Le président Obama vient de signer un décret qui fait obligation aux administrations fédérales d’utiliser plus largement les nouvelles technologies pour améliorer les services aux usagers et satisfaire leurs attentes. Il y aurait actuellement plus de 20 000 sites web fédéraux, assez disparates et dans bien des cas peu conviviaux. Il est demandé aux administrations d’en réduire le nombre et de systématiser les enquêtes de satisfaction sous toutes les formes, commentaires, courrier électronique, questionnaires … Elles devront également publier leur plan de mise en oeuvre du décret sur la page web de leur site dédié à l’ « open government », processus d’ouverture et de transparence des relations de l’Etat avec les citoyens. D’autres administrations, comme le budget ou le bureau des sciences et des technologies pourront apporter leurs compétentes pour accompagner la mise en oeuvre du décret.

Il s’agirait à la fois d’améliorer le dialogue des citoyens avec les autorités gouvernementales et de rationnaliser les dépenses tout en augmentant la performance des services. Les entreprises privées sont données comme le modèle à suivre, ces dernières ayant toujours à faire face à des contraintes de rentabilité.

Le « Chief Performance officer » du gouvernement Fédéral, Jeffrey Zients, donnait l’exemple, récemment, lors d’une communication publique à la Maison Blanche, d’un service où il était possible de faire de substantielles économies: l’IRS (internal Revenue Service), agence des Etats-Unis qui collecte l’impôt sur le revenu. « Il serait possible, dit-il, de ne dépenser que 17 cents au lieu de 3,66 par administré en lui faisant remplir ses formulaires en ligne plutôt que sur papier.
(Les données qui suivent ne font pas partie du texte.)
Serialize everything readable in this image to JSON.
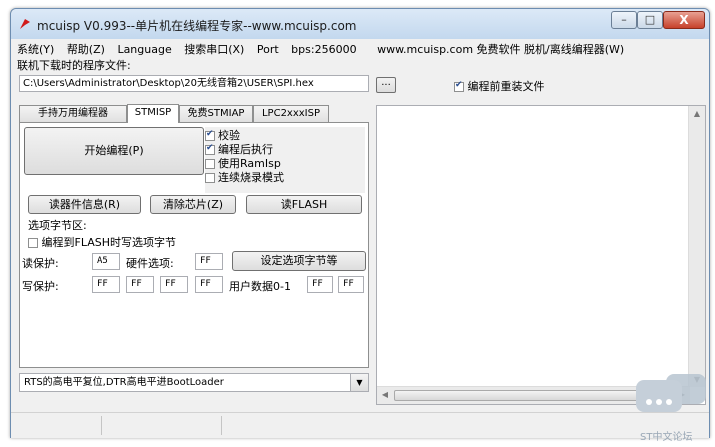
{
  "window": {
    "title": "mcuisp V0.993--单片机在线编程专家--www.mcuisp.com",
    "min_glyph": "–",
    "max_glyph": "□",
    "close_glyph": "X"
  },
  "menu": {
    "items": [
      "系统(Y)",
      "帮助(Z)",
      "Language",
      "搜索串口(X)",
      "Port",
      "bps:256000"
    ],
    "right_text": "www.mcuisp.com 免费软件 脱机/离线编程器(W)"
  },
  "file": {
    "label": "联机下载时的程序文件:",
    "path": "C:\\Users\\Administrator\\Desktop\\20无线音箱2\\USER\\SPI.hex",
    "browse_label": "...",
    "reload_label": "编程前重装文件",
    "reload_checked": true
  },
  "tabs": [
    {
      "label": "手持万用编程器",
      "active": false
    },
    {
      "label": "STMISP",
      "active": true
    },
    {
      "label": "免费STMIAP",
      "active": false
    },
    {
      "label": "LPC2xxxISP",
      "active": false
    }
  ],
  "stmisp": {
    "start_button": "开始编程(P)",
    "options": [
      {
        "label": "校验",
        "checked": true
      },
      {
        "label": "编程后执行",
        "checked": true
      },
      {
        "label": "使用RamIsp",
        "checked": false
      },
      {
        "label": "连续烧录模式",
        "checked": false
      }
    ],
    "read_info_button": "读器件信息(R)",
    "erase_button": "清除芯片(Z)",
    "read_flash_button": "读FLASH",
    "option_bytes_label": "选项字节区:",
    "write_option_label": "编程到FLASH时写选项字节",
    "write_option_checked": false,
    "read_protect_label": "读保护:",
    "read_protect_value": "A5",
    "hw_option_label": "硬件选项:",
    "hw_option_value": "FF",
    "set_option_button": "设定选项字节等",
    "write_protect_label": "写保护:",
    "write_protect_values": [
      "FF",
      "FF",
      "FF",
      "FF"
    ],
    "user_data_label": "用户数据0-1",
    "user_data_values": [
      "FF",
      "FF"
    ]
  },
  "boot_mode": {
    "selected": "RTS的高电平复位,DTR高电平进BootLoader"
  },
  "watermark": {
    "text": "ST中文论坛"
  }
}
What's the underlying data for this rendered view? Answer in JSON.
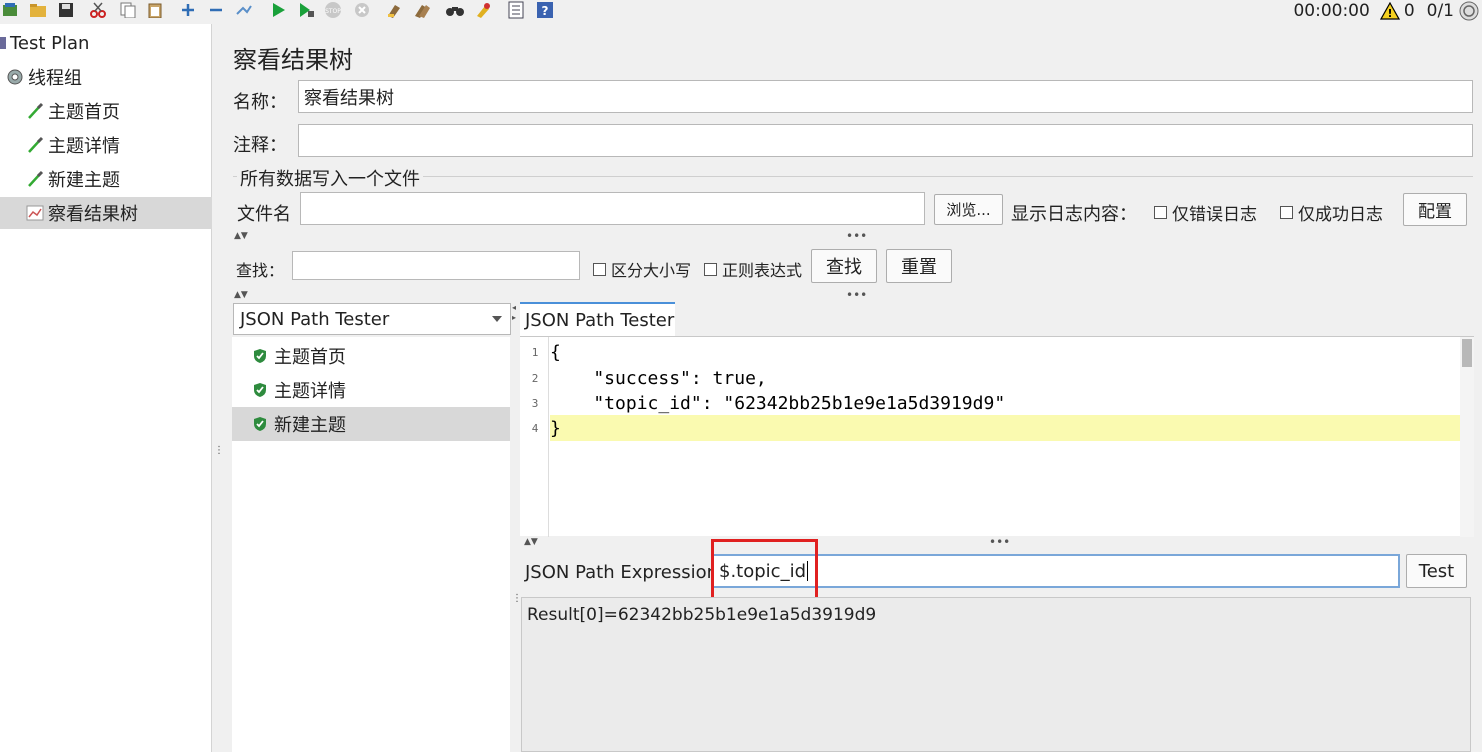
{
  "toolbar": {
    "icons": [
      "templates-icon",
      "open-icon",
      "save-icon",
      "cut-icon",
      "copy-icon",
      "paste-icon",
      "expand-icon",
      "collapse-icon",
      "toggle-icon",
      "start-icon",
      "start-no-pause-icon",
      "stop-icon",
      "shutdown-icon",
      "clear-icon",
      "clear-all-icon",
      "search-icon",
      "reset-search-icon",
      "function-helper-icon",
      "help-icon"
    ],
    "timer": "00:00:00",
    "warning_count": "0",
    "threads": "0/1"
  },
  "tree": {
    "items": [
      {
        "label": "Test Plan",
        "icon": "test-plan-icon"
      },
      {
        "label": "线程组",
        "icon": "gear-icon"
      },
      {
        "label": "主题首页",
        "icon": "pipette-icon"
      },
      {
        "label": "主题详情",
        "icon": "pipette-icon"
      },
      {
        "label": "新建主题",
        "icon": "pipette-icon"
      },
      {
        "label": "察看结果树",
        "icon": "graph-icon"
      }
    ]
  },
  "panel": {
    "title": "察看结果树",
    "name_label": "名称：",
    "name_value": "察看结果树",
    "comment_label": "注释：",
    "comment_value": "",
    "file_section": "所有数据写入一个文件",
    "filename_label": "文件名",
    "filename_value": "",
    "browse_button": "浏览...",
    "log_label": "显示日志内容：",
    "errors_only": "仅错误日志",
    "success_only": "仅成功日志",
    "configure_button": "配置",
    "search_label": "查找：",
    "search_value": "",
    "case_sensitive": "区分大小写",
    "regex": "正则表达式",
    "find_button": "查找",
    "reset_button": "重置"
  },
  "renderer": {
    "selected": "JSON Path Tester",
    "samples": [
      "主题首页",
      "主题详情",
      "新建主题"
    ]
  },
  "tester": {
    "tab": "JSON Path Tester",
    "code_lines": [
      {
        "n": "1",
        "text": "{"
      },
      {
        "n": "2",
        "text": "    \"success\": true,"
      },
      {
        "n": "3",
        "text": "    \"topic_id\": \"62342bb25b1e9e1a5d3919d9\""
      },
      {
        "n": "4",
        "text": "}"
      }
    ],
    "expression_label": "JSON Path Expression",
    "expression_value": "$.topic_id",
    "test_button": "Test",
    "result": "Result[0]=62342bb25b1e9e1a5d3919d9"
  },
  "colors": {
    "highlight_line": "#fafab0",
    "annotation_box": "#e02020",
    "shield_green": "#2e8b3e"
  }
}
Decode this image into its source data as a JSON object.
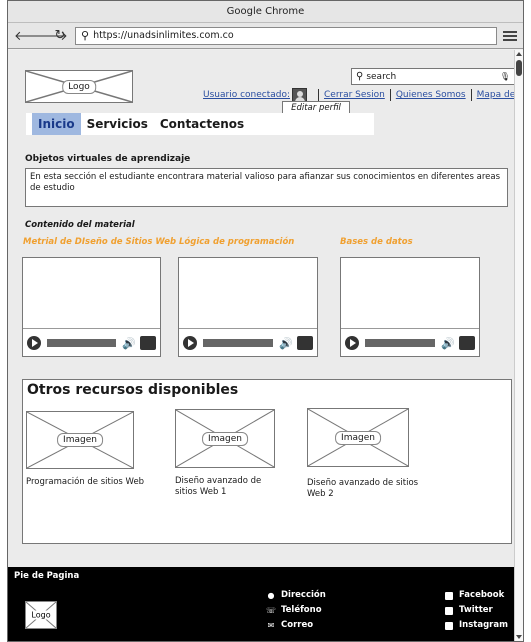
{
  "browser": {
    "title": "Google Chrome",
    "url": "https://unadsinlimites.com.co",
    "icons": [
      "back-icon",
      "forward-icon",
      "reload-icon",
      "search-icon",
      "menu-icon"
    ]
  },
  "header": {
    "logo_label": "Logo",
    "search_placeholder": "search",
    "user_label": "Usuario conectado:",
    "links": [
      "Cerrar Sesion",
      "Quienes Somos",
      "Mapa del Sitio"
    ],
    "dropdown": "Editar perfil"
  },
  "nav": {
    "items": [
      "Inicio",
      "Servicios",
      "Contactenos"
    ],
    "active": "Inicio"
  },
  "main": {
    "section_title": "Objetos virtuales de aprendizaje",
    "description": "En esta sección el estudiante encontrara material valioso para afianzar sus conocimientos en diferentes areas de estudio",
    "content_title": "Contenido del material",
    "videos": [
      {
        "title": "Metrial de DIseño de Sitios Web"
      },
      {
        "title": "Lógica de programación"
      },
      {
        "title": "Bases de datos"
      }
    ]
  },
  "resources": {
    "title": "Otros recursos disponibles",
    "items": [
      {
        "image_label": "Imagen",
        "caption": "Programación de sitios Web"
      },
      {
        "image_label": "Imagen",
        "caption": "Diseño avanzado de sitios Web 1"
      },
      {
        "image_label": "Imagen",
        "caption": "Diseño avanzado de sitios Web 2"
      }
    ]
  },
  "footer": {
    "title": "Pie de Pagina",
    "logo_label": "Logo",
    "contact": [
      "Dirección",
      "Teléfono",
      "Correo"
    ],
    "social": [
      "Facebook",
      "Twitter",
      "Instagram"
    ]
  },
  "colors": {
    "accent_orange": "#f0a030",
    "link_blue": "#2a4ea0",
    "nav_active_bg": "#9fb8e0"
  }
}
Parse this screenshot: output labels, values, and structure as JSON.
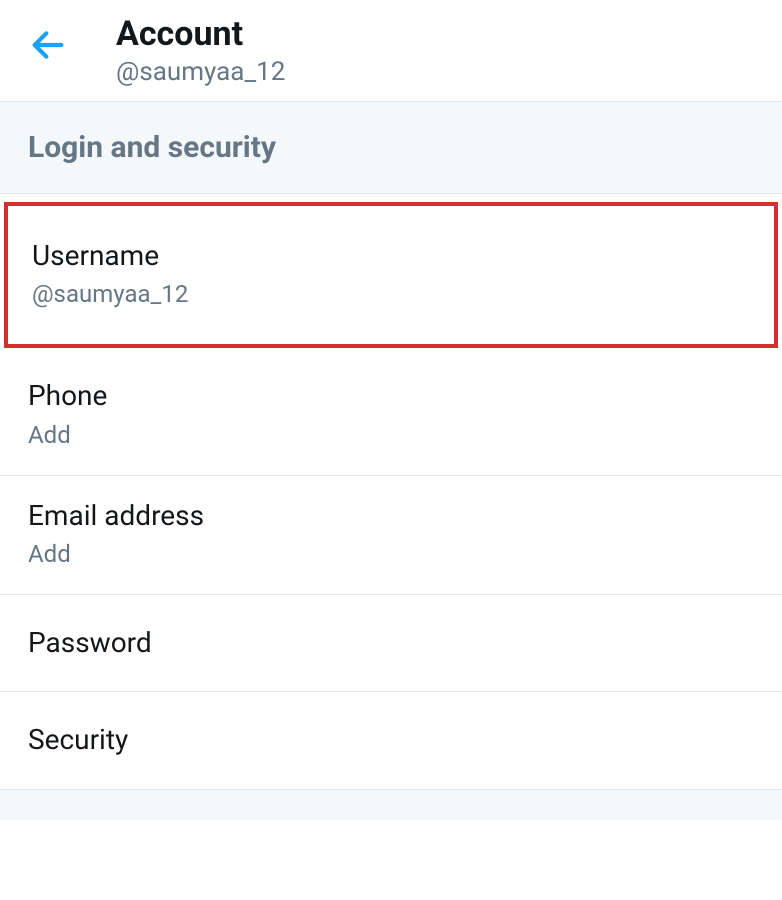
{
  "header": {
    "title": "Account",
    "subtitle": "@saumyaa_12"
  },
  "section": {
    "title": "Login and security"
  },
  "items": {
    "username": {
      "label": "Username",
      "value": "@saumyaa_12"
    },
    "phone": {
      "label": "Phone",
      "value": "Add"
    },
    "email": {
      "label": "Email address",
      "value": "Add"
    },
    "password": {
      "label": "Password"
    },
    "security": {
      "label": "Security"
    }
  }
}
Pour le président, il est clair que maintenant plus que jamais, chaque dollar payé par le contribuable compte » a-t-il ajouté.

Et pour Jeffrey Zients, « ce n’est pas parce qu’il y a des réductions budgétaires que les administrations pourront se défendre d’une diminution de la qualité des services ». Une enquête de satisfaction sur un échantillon de 100 sites web fédéraux a donné des évaluations faibles voire médiocres pour certains d’entre eux, notamment pour le site du budget et celui de la protection de l’environnement. En revanche, il y a eu de très bonnes appréciations sur des outils spécifiques offerts par des sites gouvernementaux comme par exemple, un calculateur de bénéfices implémenté sur le site de la sécurité sociale.